The day after negotiations for the job opportunity fell through, the head of the agency calls me back. We talk for an hour, he says he’d like to hire me as his SEO vendor. I agree, sign an agreement, and realize now I have to leave my job or else I can’t do all the work I’ve agreed to do for the agency and for my existing clients.
At this point I should note my employer at the time was just about to pay out our annual bonus. And because I had worked there a couple of years, I had a decent amount of vacation time saved up, and the employer pays you for vacation time you’ve earned if you leave the organization.
In other words, there was an influx of capital coming my way.
I’m ecstatic. I realize now is my opportunity to seize entrepreneurship. Chad isn’t so convinced.
He and I go to dinner, and throughout the course of what is sometimes a contentious discussion over some drinks and some Mexican food, he realizes this is my opportunity. He realizes I want this, can do this, and he decides to support me in doing it.
I give my notice at work.

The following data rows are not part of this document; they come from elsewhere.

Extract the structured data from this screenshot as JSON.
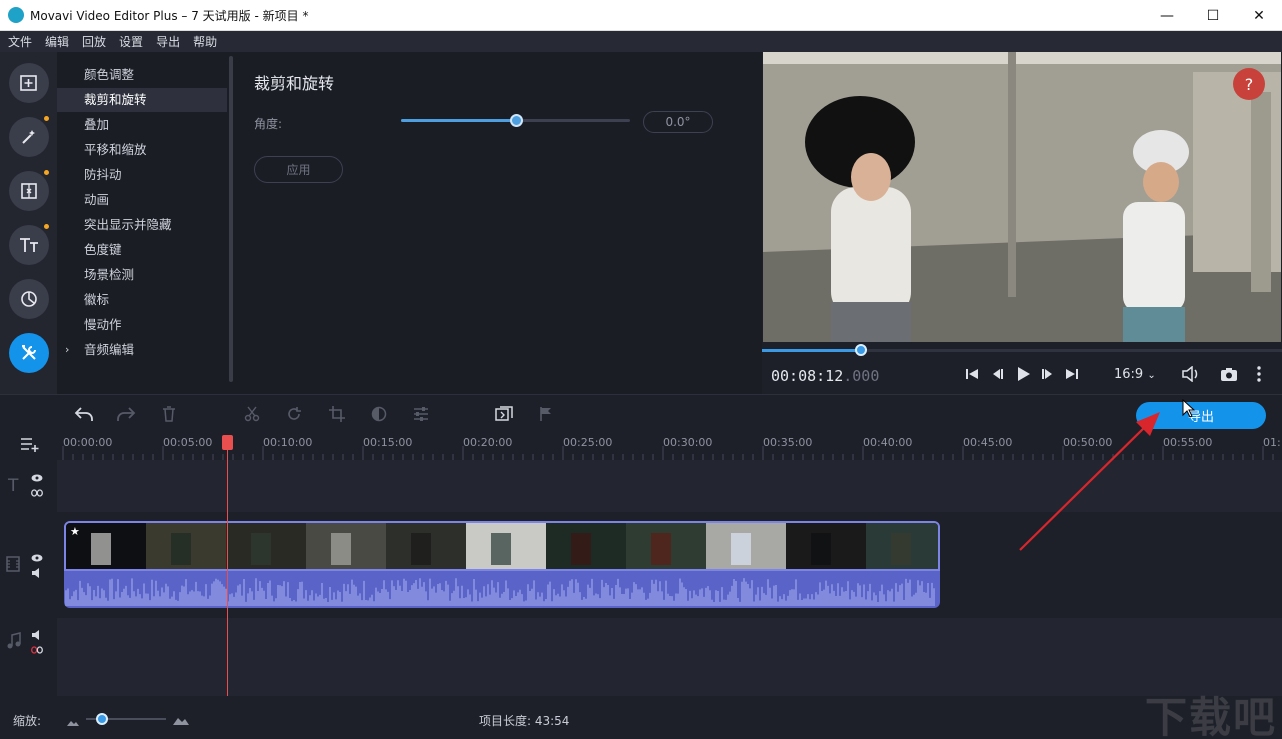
{
  "window": {
    "title": "Movavi Video Editor Plus – 7 天试用版 - 新项目 *",
    "minimize": "—",
    "maximize": "☐",
    "close": "✕"
  },
  "menu": [
    "文件",
    "编辑",
    "回放",
    "设置",
    "导出",
    "帮助"
  ],
  "categories": [
    {
      "label": "颜色调整"
    },
    {
      "label": "裁剪和旋转"
    },
    {
      "label": "叠加"
    },
    {
      "label": "平移和缩放"
    },
    {
      "label": "防抖动"
    },
    {
      "label": "动画"
    },
    {
      "label": "突出显示并隐藏"
    },
    {
      "label": "色度键"
    },
    {
      "label": "场景检测"
    },
    {
      "label": "徽标"
    },
    {
      "label": "慢动作"
    },
    {
      "label": "音频编辑"
    }
  ],
  "active_category": "裁剪和旋转",
  "panel": {
    "title": "裁剪和旋转",
    "angle_label": "角度:",
    "angle_value": "0.0°",
    "angle_slider_level": 0.5,
    "apply_label": "应用"
  },
  "preview": {
    "help": "?",
    "time_main": "00:08:12",
    "time_ms": ".000",
    "aspect": "16:9",
    "progress": 0.19
  },
  "timeline": {
    "export_label": "导出",
    "ticks": [
      "00:00:00",
      "00:05:00",
      "00:10:00",
      "00:15:00",
      "00:20:00",
      "00:25:00",
      "00:30:00",
      "00:35:00",
      "00:40:00",
      "00:45:00",
      "00:50:00",
      "00:55:00",
      "01:"
    ]
  },
  "bottom": {
    "zoom_label": "缩放:",
    "project_length": "项目长度: 43:54",
    "zoom_level": 0.2
  },
  "watermark": "下载吧",
  "colors": {
    "accent": "#1493ea",
    "playhead": "#e94f4f",
    "audio_wave": "#5a64c8",
    "video_track_border": "#7c84e6",
    "annotation_arrow": "#d9262c"
  }
}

I work hard to leave what I was doing for my employer in a good place, and I write my last-day-of-employment post. Then I walk out of my office for the last time, immediately heading home because I already have a call scheduled with the agency for whom I’m now their SEO vendor.
And it hasn’t stopped since.
The first thing I learned about full-time entrepreneurship is how fast time flies. My very first day I started work around 8 a.m. at our dining room table, barely got up, and suddenly it was lunch time. I scarfed down a sandwich and before I knew it Chad was coming home from work.
That’s why I had neglected to give you this story, this tale of how I went from day job to full-time entrepreneur.
There aren’t enough hours in the day. And I’m comitted to maintaining a certain quality of life, meaning I go to the gym everyday. I spend at least half my weekends relaxing. I rarely work on Friday nights.
Other than this, I’m more or less always working.
And that’s the story of how Limbertwig came to be.
Some of this blog’s content strategy is now the Limbertwig blog content strategy. The book reviews and other help-for-entrepreneurs posts will move over there, complimented by guest posts focused on providing help to entrepreneurs.
This blog is going to become more of a personal voice about the lessons, trials and successes of being a first-time entrepreneur. I won’t yet commit to a publishing schedule, but it feels good to write. I need to write. So I promise to write.